Note alla storia: non ho mai scritto soulmates!AU (e non so perché lo stia facendo proprio ora, ma l’altra sera ne ho letta una stupenda di blackjessamine, mi sono informata su come funzionassero per leggere con cognizione di causa la sua storia e mi sono messa in testa di scriverne una), non ho mai scritto di Harry (o almeno di Harry vivo, dei suoi pensieri, ecco), non ho mai scritto con questo stile che vorrebbe essere un flusso di pensieri mal riuscito, credo. Non so nemmeno se si capisca qualcosa, se sia ben usata la coppia Fleur/Harry, ma io in qualche modo ho provato a portare a termine la sfida lanciatami da Rosmary nel gioco “Sfida di scrittura” del gruppo fb Caffè e calderotti, ed è stata già un’impresa entrare nella testa di Potter, uscire dal flusso di pensieri in cui mi ero ritrovata immersa avrebbe segnato la fine di qualsiasi tentativo, mi conosco. Immagino non fosse quello che ti aspettavi, Rosmary, e volevo scrivere qualcosa di così bello nonostante la presenza di Harry e le mie scarse capacità da dedicartelo, ma sinceramente me ne vergogno fin alle punte dei capelli, quindi lasciamo perdere e se fa proprio orrore chiudi gli occhi e fingi che non sia mai esistita.

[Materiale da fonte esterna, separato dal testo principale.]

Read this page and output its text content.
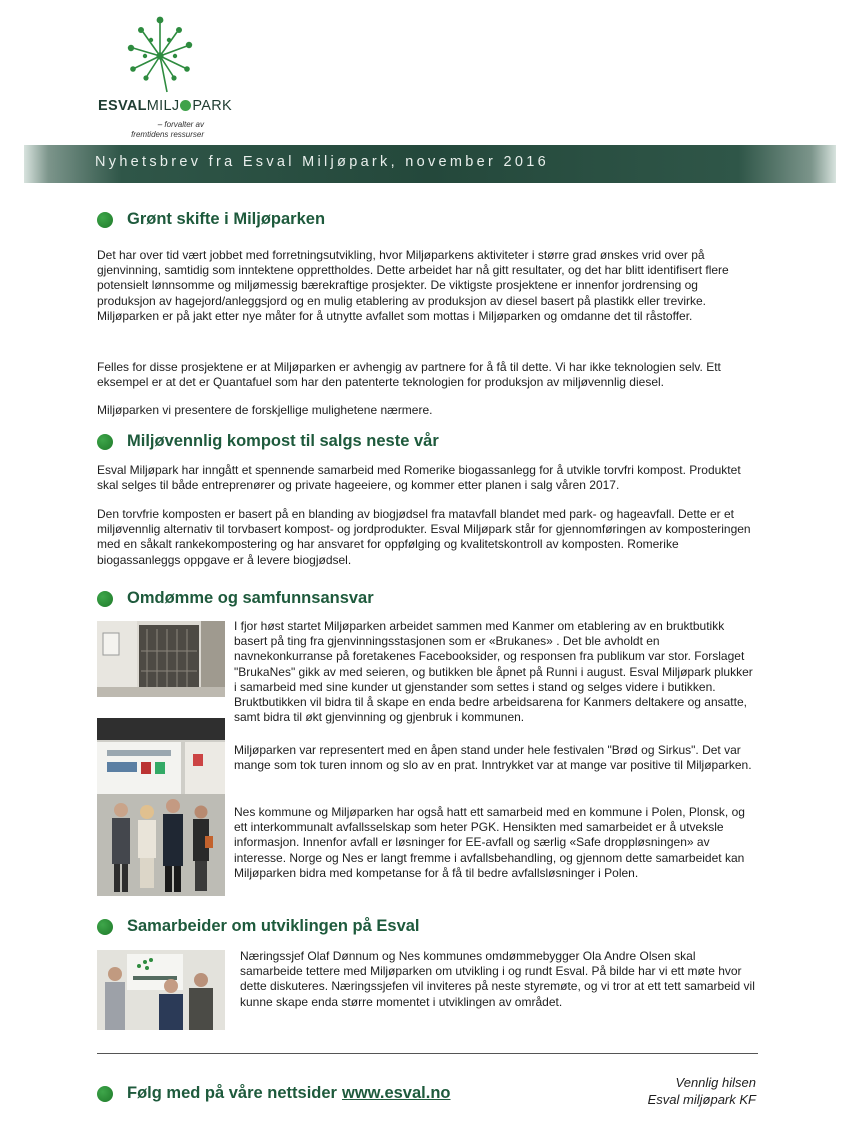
ESVALMILJ PARK
– forvalter av
fremtidens ressurser
Nyhetsbrev fra Esval Miljøpark, november 2016
Grønt skifte i Miljøparken

Det har over tid vært jobbet med forretningsutvikling, hvor Miljøparkens aktiviteter i større grad ønskes vrid over på gjenvinning, samtidig som inntektene opprettholdes. Dette arbeidet har nå gitt resultater, og det har blitt identifisert flere potensielt lønnsomme og miljømessig bærekraftige prosjekter. De viktigste prosjektene er innenfor jordrensing og produksjon av hagejord/anleggsjord og en mulig etablering av produksjon av diesel basert på plastikk eller trevirke. Miljøparken er på jakt etter nye måter for å utnytte avfallet som mottas i Miljøparken og omdanne det til råstoffer.

Felles for disse prosjektene er at Miljøparken er avhengig av partnere for å få til dette. Vi har ikke teknologien selv. Ett eksempel er at det er Quantafuel som har den patenterte teknologien for produksjon av miljøvennlig diesel.

Miljøparken vi presentere de forskjellige mulighetene nærmere.

Miljøvennlig kompost til salgs neste vår

Esval Miljøpark har inngått et spennende samarbeid med Romerike biogassanlegg for å utvikle torvfri kompost. Produktet skal selges til både entreprenører og private hageeiere, og kommer etter planen i salg våren 2017.

Den torvfrie komposten er basert på en blanding av biogjødsel fra matavfall blandet med park- og hageavfall. Dette er et miljøvennlig alternativ til torvbasert kompost- og jordprodukter. Esval Miljøpark står for gjennomføringen av komposteringen med en såkalt rankekompostering og har ansvaret for oppfølging og kvalitetskontroll av komposten. Romerike biogassanleggs oppgave er å levere biogjødsel.

Omdømme og samfunnsansvar

I fjor høst startet Miljøparken arbeidet sammen med Kanmer om etablering av en bruktbutikk basert på ting fra gjenvinningsstasjonen som er «Brukanes» . Det ble avholdt en navnekonkurranse på foretakenes Facebooksider, og responsen fra publikum var stor. Forslaget "BrukaNes" gikk av med seieren, og butikken ble åpnet på Runni i august. Esval Miljøpark plukker i samarbeid med sine kunder ut gjenstander som settes i stand og selges videre i butikken. Bruktbutikken vil bidra til å skape en enda bedre arbeidsarena for Kanmers deltakere og ansatte, samt bidra til økt gjenvinning og gjenbruk i kommunen.

Miljøparken var representert med en åpen stand under hele festivalen "Brød og Sirkus". Det var mange som tok turen innom og slo av en prat. Inntrykket var at mange var positive til Miljøparken.

Nes kommune og Miljøparken har også hatt ett samarbeid med en kommune i Polen, Plonsk, og ett interkommunalt avfallsselskap som heter PGK. Hensikten med samarbeidet er å utveksle informasjon. Innenfor avfall er løsninger for EE-avfall og særlig «Safe droppløsningen» av interesse. Norge og Nes er langt fremme i avfallsbehandling, og gjennom dette samarbeidet kan Miljøparken bidra med kompetanse for å få til bedre avfallsløsninger i Polen.

Samarbeider om utviklingen på Esval

Næringssjef Olaf Dønnum og Nes kommunes omdømmebygger Ola Andre Olsen skal samarbeide tettere med Miljøparken om utvikling i og rundt Esval. På bilde har vi ett møte hvor dette diskuteres. Næringssjefen vil inviteres på neste styremøte, og vi tror at ett tett samarbeid vil kunne skape enda større momentet i utviklingen av området.

Følg med på våre nettsider www.esval.no
Vennlig hilsen
Esval miljøpark KF
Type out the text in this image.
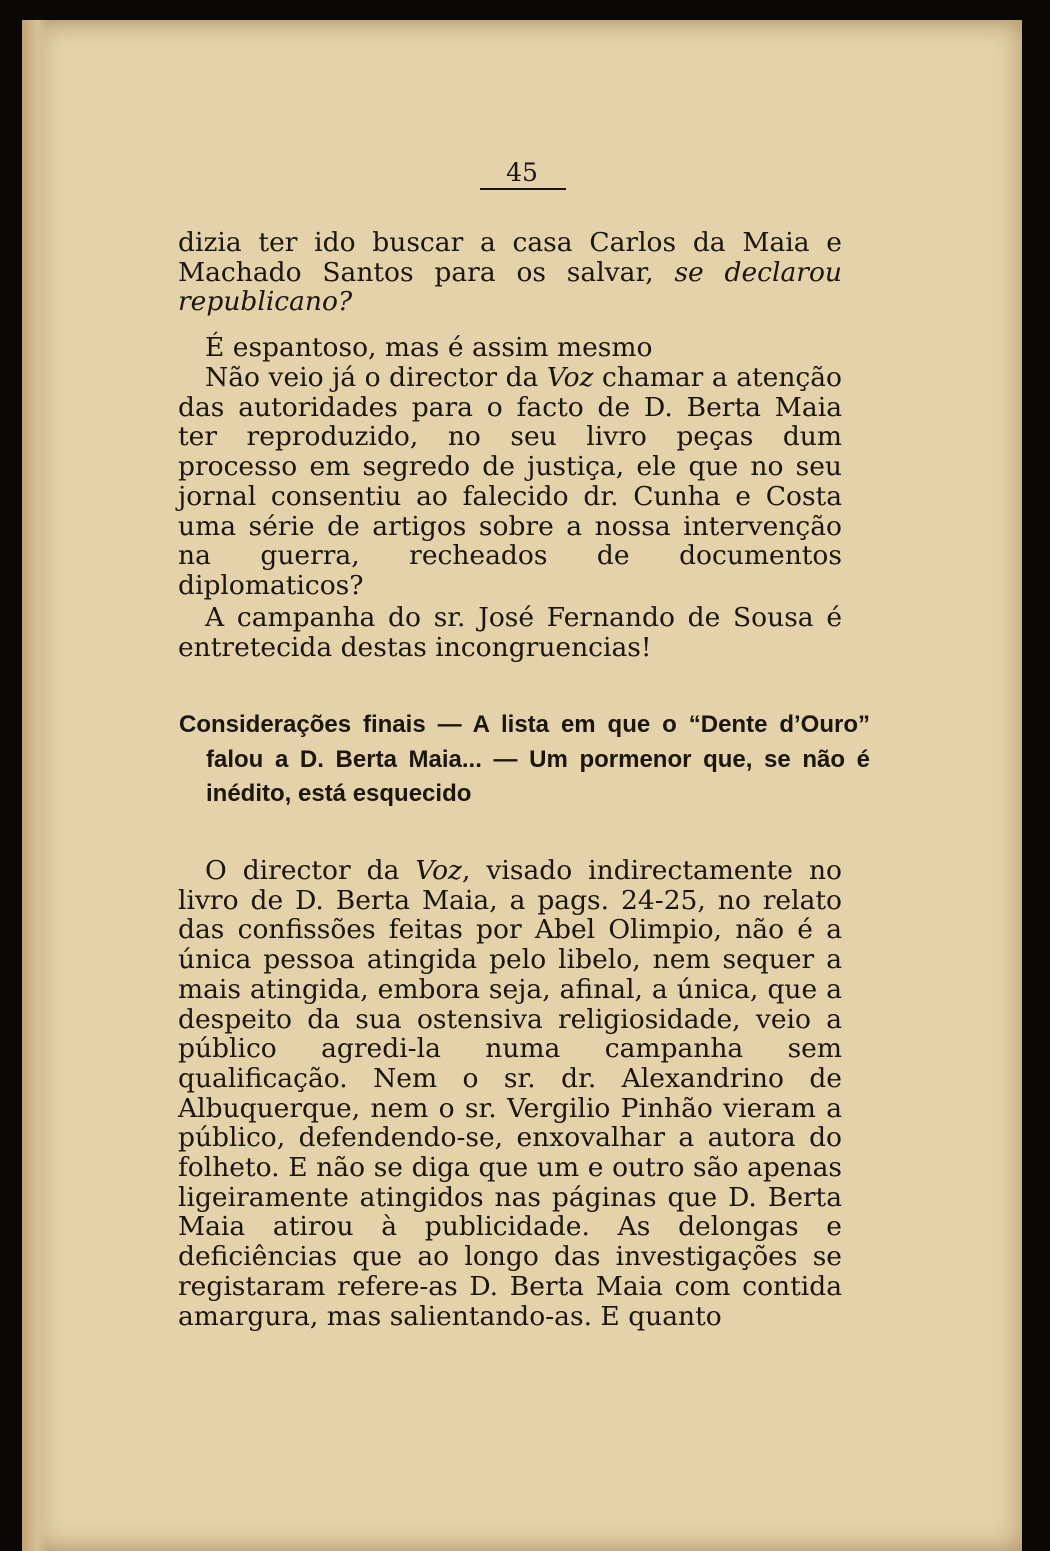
45

dizia ter ido buscar a casa Carlos da Maia e Machado Santos para os salvar, se declarou republicano?

É espantoso, mas é assim mesmo

Não veio já o director da Voz chamar a atenção das autoridades para o facto de D. Berta Maia ter reproduzido, no seu livro peças dum processo em segredo de justiça, ele que no seu jornal consentiu ao falecido dr. Cunha e Costa uma série de artigos sobre a nossa intervenção na guerra, recheados de documentos diplomaticos?

A campanha do sr. José Fernando de Sousa é entretecida destas incongruencias!

Considerações finais — A lista em que o “Dente d’Ouro” falou a D. Berta Maia... — Um pormenor que, se não é inédito, está esquecido

O director da Voz, visado indirectamente no livro de D. Berta Maia, a pags. 24-25, no relato das confissões feitas por Abel Olimpio, não é a única pessoa atingida pelo libelo, nem sequer a mais atingida, embora seja, afinal, a única, que a despeito da sua ostensiva religiosidade, veio a público agredi-la numa campanha sem qualificação. Nem o sr. dr. Alexandrino de Albuquerque, nem o sr. Vergilio Pinhão vieram a público, defendendo-se, enxovalhar a autora do folheto. E não se diga que um e outro são apenas ligeiramente atingidos nas páginas que D. Berta Maia atirou à publicidade. As delongas e deficiências que ao longo das investigações se registaram refere-as D. Berta Maia com contida amargura, mas salientando-as. E quanto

Non so se ci sia qualche temerario giunto fin qui, nel caso avete tutta la mia stima e il mio affetto, e vi ringrazio di cuore per aver dedicato parte del vostro tempo a questo delirio.
 
 
 

[1] Ordunque, sono dell’idea che la Felix, anche nell’universo canonico, possa fare ben poco per farti trovare l’amore con certezza. Fa lasciare la ragazza che ti piace e il suo attuale fidanzato, magari fa andare splendidamente un primo appuntamento, oppure capita che incontri quella che sarà la persona giusta, caso mai, ma non lo sai (il che trovo cambi poco, ai fini del ragionamento di cui sopra)Non puoi usarla con lo specifico scopo di incontrare e sapere con precisione chi sia la persona giusta per te, credo. E se anche così non fosse, in questo universo facciamo che sia così, ché già i fortunelli hanno la certezza esista un’anima gemella e più tardi che mai anche chi sia (sa un po’ di maledizione, ma comunque), non esageriamo a render loro la vita facile (la regia mi dice che non è facile procurarsi/creare la Felix, ma il solo fatto che esista come possibilità per me renderebbe il tutto semplice). Nemmeno il genio di Aladdin può realizzare desideri sull’amore, e se lui non può non vedo perché dovremmo concederlo a Potter.